İRAM Başkanı Uygur da gençlerle bir arada bulunmaktan dolayı mutlu olduğunu belirterek, bu tür toplantı ve etkinlikleri önemsediklerini ifade etti.

Erzurum Diplomasi Akademisi’ni yakından takip ettiğini anlatan Uygur, “2016 yılında kurulan İRAM, İran’la ilgili konuları, kültürünü ve farklı konuları araştırıyor. İran son 100 yıldan beri bölgede önemli ülke. Son yıllarda siyasal sahnede ise Orta Doğu’da ön plana çıkan ülke. Farklı bölgelerden 40’a yakın araştırmacımız var.” dedi.

Uygur, İRAM‘ın kurulduğundan bugüne dek binlerce sayfa bilgi ürettiğini dile getirdi.

Erzurum Büyükşehir Belediye Başkanı Genel Sekreteri Zafer Aynalı da belediye olarak Erzurum Diplomasi Akademisi’ni önemseyip katkı sağladıklarını vurguladı.

Diplomasi Akademisinin Türkiye’nin çok yönlü etkin dış politikası nedeniyle iyi insan yetiştirilmesi amacıyla kurulduğunu anlatan Aynalı, “Burada yerli milli vatanperver kardeşlerimize eğitim ve seminer vermeye çalışıyoruz. İnşallah sizler Cumhurbaşkanımızın önemli tezi olan ‘dünya 5’ten büyüktür’ü gerçekleştirecek kişiler olacaksınız. Bu tezin gerçekleşmesi için bu çalışma çok önemli. ” diye konuştu.

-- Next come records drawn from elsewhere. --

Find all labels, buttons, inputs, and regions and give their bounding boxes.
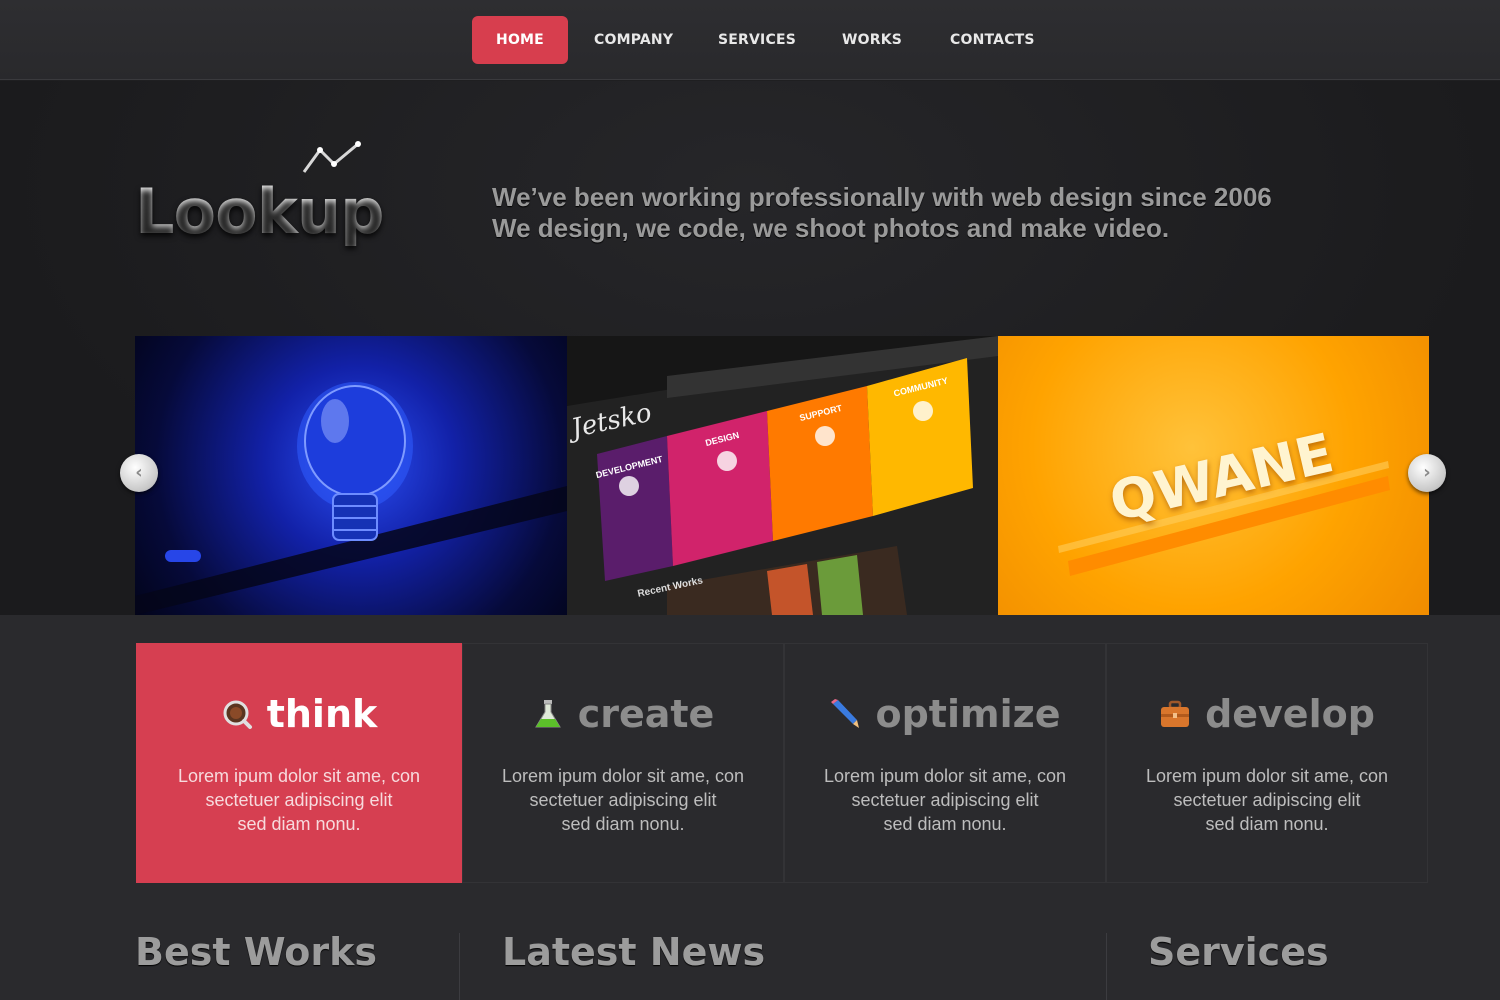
flask-icon (534, 700, 561, 728)
feature-create-text-line-1: Lorem ipum dolor sit ame, con (501, 766, 745, 786)
main-nav: HOME COMPANY SERVICES WORKS CONTACTS (472, 16, 1035, 64)
feature-optimize-text: Lorem ipum dolor sit ame, con sectetuer … (805, 764, 1085, 836)
feature-develop-title: develop (1205, 692, 1375, 736)
feature-think-title: think (266, 692, 378, 736)
best-works-heading: Best Works (135, 930, 378, 974)
feature-create-title: create (577, 692, 715, 736)
latest-news-heading: Latest News (502, 930, 766, 974)
logo-chart-icon (302, 141, 361, 173)
magnifier-icon (223, 700, 252, 729)
pencil-icon (831, 699, 860, 728)
feature-develop-text-line-2: sectetuer adipiscing elit (1173, 790, 1361, 810)
feature-develop-text: Lorem ipum dolor sit ame, con sectetuer … (1127, 764, 1407, 836)
feature-develop-heading: develop (1107, 692, 1427, 736)
feature-develop-text-line-3: sed diam nonu. (1205, 814, 1329, 834)
column-divider (1106, 933, 1107, 1000)
chevron-left-icon: ‹ (135, 462, 143, 483)
feature-develop[interactable]: develop Lorem ipum dolor sit ame, con se… (1106, 643, 1428, 883)
tagline-line-2: We design, we code, we shoot photos and … (492, 213, 1170, 243)
feature-think[interactable]: think Lorem ipum dolor sit ame, con sect… (136, 643, 462, 883)
feature-think-text-line-2: sectetuer adipiscing elit (205, 790, 393, 810)
feature-think-text-line-3: sed diam nonu. (237, 814, 361, 834)
feature-create-text-line-2: sectetuer adipiscing elit (529, 790, 717, 810)
image-slider: Jetsko DEVELOPMENT DESIGN SUPPORT COMMUN… (135, 336, 1429, 615)
feature-optimize[interactable]: optimize Lorem ipum dolor sit ame, con s… (784, 643, 1106, 883)
column-divider (459, 933, 460, 1000)
slide-lightbulb[interactable] (135, 336, 567, 615)
feature-create-text: Lorem ipum dolor sit ame, con sectetuer … (483, 764, 763, 836)
feature-optimize-text-line-3: sed diam nonu. (883, 814, 1007, 834)
feature-optimize-text-line-2: sectetuer adipiscing elit (851, 790, 1039, 810)
lightbulb-illustration (135, 382, 567, 615)
nav-contacts[interactable]: CONTACTS (950, 16, 1035, 64)
tagline-line-1: We’ve been working professionally with w… (492, 182, 1272, 212)
feature-optimize-text-line-1: Lorem ipum dolor sit ame, con (823, 766, 1067, 786)
header-tagline: We’ve been working professionally with w… (492, 182, 1392, 244)
nav-home[interactable]: HOME (472, 16, 568, 64)
services-heading: Services (1148, 930, 1329, 974)
feature-create-heading: create (463, 692, 783, 736)
feature-think-text: Lorem ipum dolor sit ame, con sectetuer … (159, 764, 439, 836)
chevron-right-icon: › (1423, 462, 1431, 483)
briefcase-icon (1161, 700, 1190, 727)
slider-prev-button[interactable]: ‹ (120, 454, 158, 492)
slider-next-button[interactable]: › (1408, 454, 1446, 492)
slide-qwane[interactable]: QWANE (998, 336, 1429, 615)
nav-works[interactable]: WORKS (842, 16, 902, 64)
feature-think-heading: think (137, 692, 461, 736)
nav-services[interactable]: SERVICES (718, 16, 796, 64)
feature-think-text-line-1: Lorem ipum dolor sit ame, con (177, 766, 421, 786)
feature-optimize-title: optimize (875, 692, 1061, 736)
feature-develop-text-line-1: Lorem ipum dolor sit ame, con (1145, 766, 1389, 786)
slide-jetsko[interactable]: Jetsko DEVELOPMENT DESIGN SUPPORT COMMUN… (567, 336, 998, 615)
feature-create[interactable]: create Lorem ipum dolor sit ame, con sec… (462, 643, 784, 883)
feature-create-text-line-3: sed diam nonu. (561, 814, 685, 834)
site-logo[interactable]: Lookup (135, 175, 384, 248)
nav-company[interactable]: COMPANY (594, 16, 673, 64)
feature-optimize-heading: optimize (785, 692, 1105, 736)
top-navigation-bar: HOME COMPANY SERVICES WORKS CONTACTS (0, 0, 1500, 80)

Akademide şimdiye kadar 800 lisans, 1500 lise öğrencisine eğitim verildiğini, Bosna Hersek, Arnavutluk ve İran gibi ülkelerde de sahne incelemesi gibi çalışmalar yapıldığını aktaran Aynalı, Erzurum Diplomasi Akademisini düşünce kuruluşu haline getirmeyi planladıklarını, İşbilir ile söz konusu eylemi hayata geçirmek için çalışacaklarını sözlerine ekledi.

Konuşmalar sonrası, “Yeniden Asya anlayışı ve İran”, “Çin’in Orta Doğu’daki ayak izleri”, “İran’ın yeniden Asya politikasının önündeki muhtemel zorluklar”, Doğu’ya bakış ve İran’ın güvenlik algılaması”, “Yakın Asya’da jeoekonomik rekabet ve İran”, “İran’ın asimetrik kabiliyetleri ve yakın asya jeopolitiğine etkisi” başlıkları altında sunumlar yapıldı.

Programa gelemeyen öğrenciler dersi “Zoom” aracılığıyla takip etti.